電話はまだ途切れないようで、はい、を繰り返している。
遼太郎は図面ケースを抱えたまま、エレベーターに乗り込んだ。目を見開いたままの黒木が続く。
「――はい。分かりました。おつかれさまです」
微かに唸るようなモーター音を感じながら、電話を終えた黒木に黙ってケースを差し出す。
「あ、あの……その……」
黒木がそれを受け取りつつ何か言葉を紡ごうとしたとき、「5」が点灯し、軽く振動してエレベーターの扉が開いた。

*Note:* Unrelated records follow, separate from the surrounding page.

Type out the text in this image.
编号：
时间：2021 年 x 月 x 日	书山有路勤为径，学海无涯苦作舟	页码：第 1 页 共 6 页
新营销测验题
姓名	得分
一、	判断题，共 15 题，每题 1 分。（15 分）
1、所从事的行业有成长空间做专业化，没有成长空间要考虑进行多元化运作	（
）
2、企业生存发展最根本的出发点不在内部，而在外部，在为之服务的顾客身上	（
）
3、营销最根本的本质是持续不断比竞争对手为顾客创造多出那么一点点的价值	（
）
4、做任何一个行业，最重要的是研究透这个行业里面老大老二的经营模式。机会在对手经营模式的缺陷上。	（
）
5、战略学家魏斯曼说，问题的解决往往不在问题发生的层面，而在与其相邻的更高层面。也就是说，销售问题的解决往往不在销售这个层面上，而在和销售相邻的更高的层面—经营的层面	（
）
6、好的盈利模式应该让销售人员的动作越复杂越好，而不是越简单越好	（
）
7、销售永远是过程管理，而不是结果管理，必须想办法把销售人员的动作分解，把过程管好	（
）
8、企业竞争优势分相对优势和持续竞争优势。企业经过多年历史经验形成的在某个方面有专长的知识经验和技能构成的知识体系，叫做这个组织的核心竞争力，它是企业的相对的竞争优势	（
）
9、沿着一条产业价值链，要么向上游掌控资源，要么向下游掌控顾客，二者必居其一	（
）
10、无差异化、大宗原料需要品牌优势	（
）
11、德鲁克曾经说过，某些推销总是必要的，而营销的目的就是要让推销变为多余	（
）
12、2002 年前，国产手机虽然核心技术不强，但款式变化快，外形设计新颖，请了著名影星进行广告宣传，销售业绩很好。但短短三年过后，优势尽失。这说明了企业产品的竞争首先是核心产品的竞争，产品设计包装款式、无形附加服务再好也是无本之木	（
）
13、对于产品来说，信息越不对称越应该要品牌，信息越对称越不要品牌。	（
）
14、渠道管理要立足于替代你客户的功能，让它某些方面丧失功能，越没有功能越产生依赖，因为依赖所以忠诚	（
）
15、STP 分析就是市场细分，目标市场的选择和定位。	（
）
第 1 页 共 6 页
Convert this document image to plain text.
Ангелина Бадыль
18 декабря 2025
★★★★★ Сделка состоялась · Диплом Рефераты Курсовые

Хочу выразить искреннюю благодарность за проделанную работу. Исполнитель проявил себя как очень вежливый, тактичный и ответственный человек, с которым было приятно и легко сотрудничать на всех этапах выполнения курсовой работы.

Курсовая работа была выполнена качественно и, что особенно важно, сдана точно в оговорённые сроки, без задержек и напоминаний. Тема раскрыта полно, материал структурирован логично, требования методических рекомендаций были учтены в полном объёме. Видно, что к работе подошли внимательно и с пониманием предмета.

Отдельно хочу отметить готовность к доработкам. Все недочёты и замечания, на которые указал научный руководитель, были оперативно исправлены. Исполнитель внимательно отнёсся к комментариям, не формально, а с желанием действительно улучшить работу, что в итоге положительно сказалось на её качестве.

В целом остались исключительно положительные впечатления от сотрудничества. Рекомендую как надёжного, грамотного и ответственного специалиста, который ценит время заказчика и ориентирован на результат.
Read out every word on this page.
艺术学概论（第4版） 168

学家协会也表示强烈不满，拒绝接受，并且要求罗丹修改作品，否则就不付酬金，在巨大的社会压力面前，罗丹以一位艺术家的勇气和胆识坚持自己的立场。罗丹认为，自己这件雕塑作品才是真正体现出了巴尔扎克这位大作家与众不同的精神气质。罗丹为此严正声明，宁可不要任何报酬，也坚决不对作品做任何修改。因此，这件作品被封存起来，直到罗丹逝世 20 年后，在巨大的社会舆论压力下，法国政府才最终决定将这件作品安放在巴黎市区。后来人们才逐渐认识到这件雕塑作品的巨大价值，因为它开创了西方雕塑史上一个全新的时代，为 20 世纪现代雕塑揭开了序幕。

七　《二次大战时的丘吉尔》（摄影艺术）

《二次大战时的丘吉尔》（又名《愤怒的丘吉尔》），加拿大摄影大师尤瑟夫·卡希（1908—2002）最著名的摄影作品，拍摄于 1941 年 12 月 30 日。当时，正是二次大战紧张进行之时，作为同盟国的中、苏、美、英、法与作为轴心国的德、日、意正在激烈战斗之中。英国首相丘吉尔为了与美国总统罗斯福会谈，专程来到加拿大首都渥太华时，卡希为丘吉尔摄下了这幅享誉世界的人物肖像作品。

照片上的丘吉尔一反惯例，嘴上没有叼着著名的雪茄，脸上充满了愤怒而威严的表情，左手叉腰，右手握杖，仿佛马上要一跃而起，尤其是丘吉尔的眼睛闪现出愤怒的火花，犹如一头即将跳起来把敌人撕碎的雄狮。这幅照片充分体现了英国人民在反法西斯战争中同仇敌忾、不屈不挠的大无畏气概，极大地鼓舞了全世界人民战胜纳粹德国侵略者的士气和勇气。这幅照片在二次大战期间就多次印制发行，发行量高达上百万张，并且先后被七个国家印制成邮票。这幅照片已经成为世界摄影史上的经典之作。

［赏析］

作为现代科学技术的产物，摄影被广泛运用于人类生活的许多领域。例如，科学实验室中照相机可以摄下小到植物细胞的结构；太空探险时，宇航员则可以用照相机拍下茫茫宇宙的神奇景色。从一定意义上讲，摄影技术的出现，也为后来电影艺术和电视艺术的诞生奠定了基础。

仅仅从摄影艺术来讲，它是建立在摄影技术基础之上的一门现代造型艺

あ、とランプを見上げ、黒木は降りるか降りまいか逡巡するように立ち止まっていたが、「開」のボタンを押したままの遼太郎に遠慮したのか、しぶしぶといった体で扉をくぐった。
扉が閉まっていく。下を向いていた黒木がそこで初めて顔を上げ、ばちっと視線が合った。
「あ、ありがとうございました!」
何故か頬を紅くして、黒木が深く頭を下げた。その姿がドアの向こうに消えていく。
――なんだこれ。
遼太郎はふつふつと沸いてくる高揚感を抑えることができなかった。そして同時に、そんな自分に戸惑いを感じていた。